Succession d’un handicapé : opposition à l’action en récupération du département
Devenue handicapée à la suite d’un accident de la circulation, une personne a été hébergée dans un foyer d’accueil médicalisé du 1er juillet 2009 jusqu’à son décès le 22 septembre 2014.
Le 19 mai 2017, le président du conseil départemental du Nord notifie à la sœur de la personne décédée, en sa qualité d’héritière de la bénéficiaire, sa décision de récupérer sur la succession la somme de 270 654,47 € au titre de l’aide sociale versée pour la prise en charge de ses frais de séjour et d’hébergement dans le foyer d’accueil. L’héritière saisit alors la juridiction d’aide sociale compétente, sollicitant le bénéfice de l’article L. 344-5, 2°, du code de l’action sociale et des familles pour s’opposer au droit de recouvrement du département. Ce texte prévoit notamment que les frais d'hébergement et d'entretien des personnes handicapées accueillies dans un établissement spécialisé sont à la charge, à titre principal, de l'intéressé lui-même et, pour le surplus éventuel, de l'aide sociale sans qu'il y ait lieu à l'application des dispositions relatives au recours en récupération des prestations d'aide sociale lorsque les héritiers du bénéficiaire décédé sont son conjoint, ses enfants, ses parents ou la personne qui a assumé, de façon effective et constante, la charge du handicapé.
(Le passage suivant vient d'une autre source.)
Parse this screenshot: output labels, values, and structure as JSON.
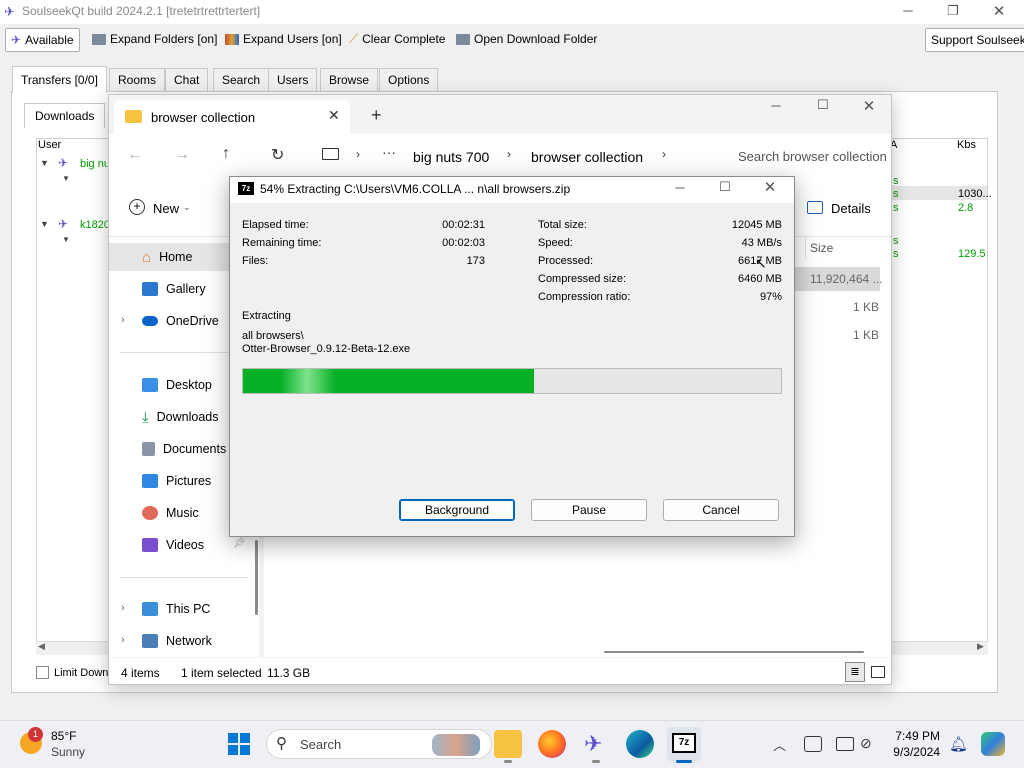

Sur ce dernier point, la deuxième chambre civile signale que « la charge effective et constante (…) s’entend d’un engagement régulier et personnel de l’héritier auprès de la personne handicapée, placée en établissement, tant d’ordre matériel qu’affectif et moral ».
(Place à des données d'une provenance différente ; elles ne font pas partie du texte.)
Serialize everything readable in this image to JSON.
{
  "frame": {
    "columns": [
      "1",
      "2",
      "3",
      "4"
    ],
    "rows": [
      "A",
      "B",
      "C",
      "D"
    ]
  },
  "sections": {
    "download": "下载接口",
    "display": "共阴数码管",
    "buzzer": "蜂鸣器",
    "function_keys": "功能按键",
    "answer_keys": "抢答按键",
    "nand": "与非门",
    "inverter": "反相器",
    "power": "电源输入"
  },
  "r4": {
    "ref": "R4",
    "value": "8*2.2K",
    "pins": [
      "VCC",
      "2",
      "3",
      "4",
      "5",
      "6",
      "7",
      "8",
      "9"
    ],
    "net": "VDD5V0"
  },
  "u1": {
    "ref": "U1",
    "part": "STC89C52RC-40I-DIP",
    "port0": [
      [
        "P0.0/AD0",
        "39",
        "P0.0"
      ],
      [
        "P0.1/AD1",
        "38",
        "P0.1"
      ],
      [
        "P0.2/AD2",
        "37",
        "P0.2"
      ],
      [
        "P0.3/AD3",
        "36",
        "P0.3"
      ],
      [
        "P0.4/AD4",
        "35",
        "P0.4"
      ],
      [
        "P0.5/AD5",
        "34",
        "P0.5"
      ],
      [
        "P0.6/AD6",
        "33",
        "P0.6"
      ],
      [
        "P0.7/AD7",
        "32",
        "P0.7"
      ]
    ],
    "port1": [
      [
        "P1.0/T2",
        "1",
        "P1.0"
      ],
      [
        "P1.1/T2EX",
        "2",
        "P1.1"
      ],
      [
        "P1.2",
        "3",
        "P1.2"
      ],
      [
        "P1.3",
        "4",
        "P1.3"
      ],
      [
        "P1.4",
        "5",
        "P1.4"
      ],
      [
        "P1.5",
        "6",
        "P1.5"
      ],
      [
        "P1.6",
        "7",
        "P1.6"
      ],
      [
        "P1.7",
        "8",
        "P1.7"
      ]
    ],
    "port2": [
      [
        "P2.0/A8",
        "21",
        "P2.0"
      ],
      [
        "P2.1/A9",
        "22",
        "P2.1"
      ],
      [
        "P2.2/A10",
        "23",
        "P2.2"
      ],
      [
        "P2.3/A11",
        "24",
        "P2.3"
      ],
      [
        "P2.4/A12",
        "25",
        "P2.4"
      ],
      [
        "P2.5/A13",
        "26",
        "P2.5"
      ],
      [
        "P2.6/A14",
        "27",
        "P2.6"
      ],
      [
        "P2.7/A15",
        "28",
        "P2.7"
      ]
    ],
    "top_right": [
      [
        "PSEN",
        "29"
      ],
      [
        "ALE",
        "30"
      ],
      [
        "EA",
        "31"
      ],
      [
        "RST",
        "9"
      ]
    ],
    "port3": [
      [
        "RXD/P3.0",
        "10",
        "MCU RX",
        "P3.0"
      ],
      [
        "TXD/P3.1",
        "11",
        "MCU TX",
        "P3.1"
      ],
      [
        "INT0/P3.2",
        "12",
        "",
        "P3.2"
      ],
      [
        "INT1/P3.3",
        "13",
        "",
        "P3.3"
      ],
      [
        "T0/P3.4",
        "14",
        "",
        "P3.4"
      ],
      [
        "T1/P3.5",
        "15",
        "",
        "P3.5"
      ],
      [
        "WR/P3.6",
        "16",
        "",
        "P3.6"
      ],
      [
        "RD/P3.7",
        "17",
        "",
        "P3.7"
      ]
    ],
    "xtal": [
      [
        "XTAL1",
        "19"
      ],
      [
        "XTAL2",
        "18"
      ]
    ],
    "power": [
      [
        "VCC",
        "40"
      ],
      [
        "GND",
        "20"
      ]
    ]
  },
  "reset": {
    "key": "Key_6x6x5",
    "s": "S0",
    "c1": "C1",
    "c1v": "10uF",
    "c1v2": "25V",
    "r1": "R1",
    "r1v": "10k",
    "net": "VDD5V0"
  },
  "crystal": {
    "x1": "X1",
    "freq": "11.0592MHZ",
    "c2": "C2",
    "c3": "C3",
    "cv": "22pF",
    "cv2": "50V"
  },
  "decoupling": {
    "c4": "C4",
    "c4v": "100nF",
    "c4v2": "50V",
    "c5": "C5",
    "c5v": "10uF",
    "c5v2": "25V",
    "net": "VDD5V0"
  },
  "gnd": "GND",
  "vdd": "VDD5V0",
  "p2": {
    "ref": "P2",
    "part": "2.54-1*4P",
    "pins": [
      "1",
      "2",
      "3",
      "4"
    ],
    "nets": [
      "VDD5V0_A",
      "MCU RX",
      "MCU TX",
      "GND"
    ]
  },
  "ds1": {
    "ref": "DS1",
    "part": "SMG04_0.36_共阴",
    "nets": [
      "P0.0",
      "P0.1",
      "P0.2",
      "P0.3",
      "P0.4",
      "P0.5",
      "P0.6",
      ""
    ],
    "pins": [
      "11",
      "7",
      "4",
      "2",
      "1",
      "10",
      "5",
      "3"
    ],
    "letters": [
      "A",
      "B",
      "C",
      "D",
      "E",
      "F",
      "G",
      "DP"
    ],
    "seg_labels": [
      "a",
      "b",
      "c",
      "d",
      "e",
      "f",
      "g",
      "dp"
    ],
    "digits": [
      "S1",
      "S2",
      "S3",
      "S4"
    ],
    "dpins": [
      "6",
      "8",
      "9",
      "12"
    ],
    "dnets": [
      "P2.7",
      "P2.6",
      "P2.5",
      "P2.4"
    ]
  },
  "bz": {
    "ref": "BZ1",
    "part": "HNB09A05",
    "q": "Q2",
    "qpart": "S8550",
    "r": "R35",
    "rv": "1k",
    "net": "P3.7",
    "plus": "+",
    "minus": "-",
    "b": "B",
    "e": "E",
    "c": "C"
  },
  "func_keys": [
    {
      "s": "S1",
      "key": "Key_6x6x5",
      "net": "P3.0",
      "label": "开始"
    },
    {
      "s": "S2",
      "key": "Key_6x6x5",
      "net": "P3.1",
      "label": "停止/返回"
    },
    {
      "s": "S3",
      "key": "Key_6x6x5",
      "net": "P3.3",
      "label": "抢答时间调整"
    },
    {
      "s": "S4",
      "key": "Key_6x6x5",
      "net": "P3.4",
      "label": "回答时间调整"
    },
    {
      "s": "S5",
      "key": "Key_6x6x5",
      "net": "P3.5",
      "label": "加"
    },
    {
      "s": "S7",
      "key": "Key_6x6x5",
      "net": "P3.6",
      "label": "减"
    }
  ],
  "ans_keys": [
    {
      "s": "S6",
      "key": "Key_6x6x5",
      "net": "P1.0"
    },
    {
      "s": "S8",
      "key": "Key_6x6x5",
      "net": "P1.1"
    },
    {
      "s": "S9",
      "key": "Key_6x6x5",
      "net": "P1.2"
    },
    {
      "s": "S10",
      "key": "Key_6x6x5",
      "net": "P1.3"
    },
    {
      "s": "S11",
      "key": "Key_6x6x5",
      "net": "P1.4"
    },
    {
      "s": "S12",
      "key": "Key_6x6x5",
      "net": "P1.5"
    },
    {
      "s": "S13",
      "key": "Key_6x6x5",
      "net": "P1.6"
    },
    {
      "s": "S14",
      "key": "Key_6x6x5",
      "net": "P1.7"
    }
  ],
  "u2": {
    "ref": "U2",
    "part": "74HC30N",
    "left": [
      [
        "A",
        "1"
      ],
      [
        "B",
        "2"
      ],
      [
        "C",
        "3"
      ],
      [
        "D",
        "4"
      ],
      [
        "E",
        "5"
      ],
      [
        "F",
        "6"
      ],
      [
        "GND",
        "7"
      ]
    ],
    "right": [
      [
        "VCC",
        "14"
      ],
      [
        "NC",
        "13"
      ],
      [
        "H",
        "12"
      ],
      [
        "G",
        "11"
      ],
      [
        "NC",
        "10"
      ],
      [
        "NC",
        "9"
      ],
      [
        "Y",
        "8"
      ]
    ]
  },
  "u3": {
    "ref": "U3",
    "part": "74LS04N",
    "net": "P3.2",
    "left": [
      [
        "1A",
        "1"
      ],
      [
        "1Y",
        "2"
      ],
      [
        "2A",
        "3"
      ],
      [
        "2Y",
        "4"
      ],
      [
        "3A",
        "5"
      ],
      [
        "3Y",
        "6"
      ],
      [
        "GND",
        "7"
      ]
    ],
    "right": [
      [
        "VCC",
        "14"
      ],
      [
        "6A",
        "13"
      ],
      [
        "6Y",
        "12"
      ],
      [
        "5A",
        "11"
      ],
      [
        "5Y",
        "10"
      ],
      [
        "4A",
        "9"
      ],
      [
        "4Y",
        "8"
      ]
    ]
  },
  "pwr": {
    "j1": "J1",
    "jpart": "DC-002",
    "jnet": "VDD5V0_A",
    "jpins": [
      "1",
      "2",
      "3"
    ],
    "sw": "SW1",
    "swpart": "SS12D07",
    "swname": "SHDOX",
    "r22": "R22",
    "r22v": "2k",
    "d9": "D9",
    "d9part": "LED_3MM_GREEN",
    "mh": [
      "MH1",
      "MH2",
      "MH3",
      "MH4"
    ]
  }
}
L’héritière démontrait, en l’occurrence, qu’elle s’était occupée de sa sœur pendant les 25 années suivant l’accident. Cependant, la cour d’appel avait considéré que « cette assistance, qui relève de l’attachement familial et de la loyauté entre membres d’une même famille, ne peut avoir pour conséquence de faire échec à l’action en récupération exercée par le département ». La cour n’avait par conséquent que partiellement accueilli la demande de l’héritière, à hauteur de 90 000 €. Cette solution est censurée par la haute juridiction, qui laisse entendre que la piété familiale ne saurait faire échec à la pleine application de l’article précité.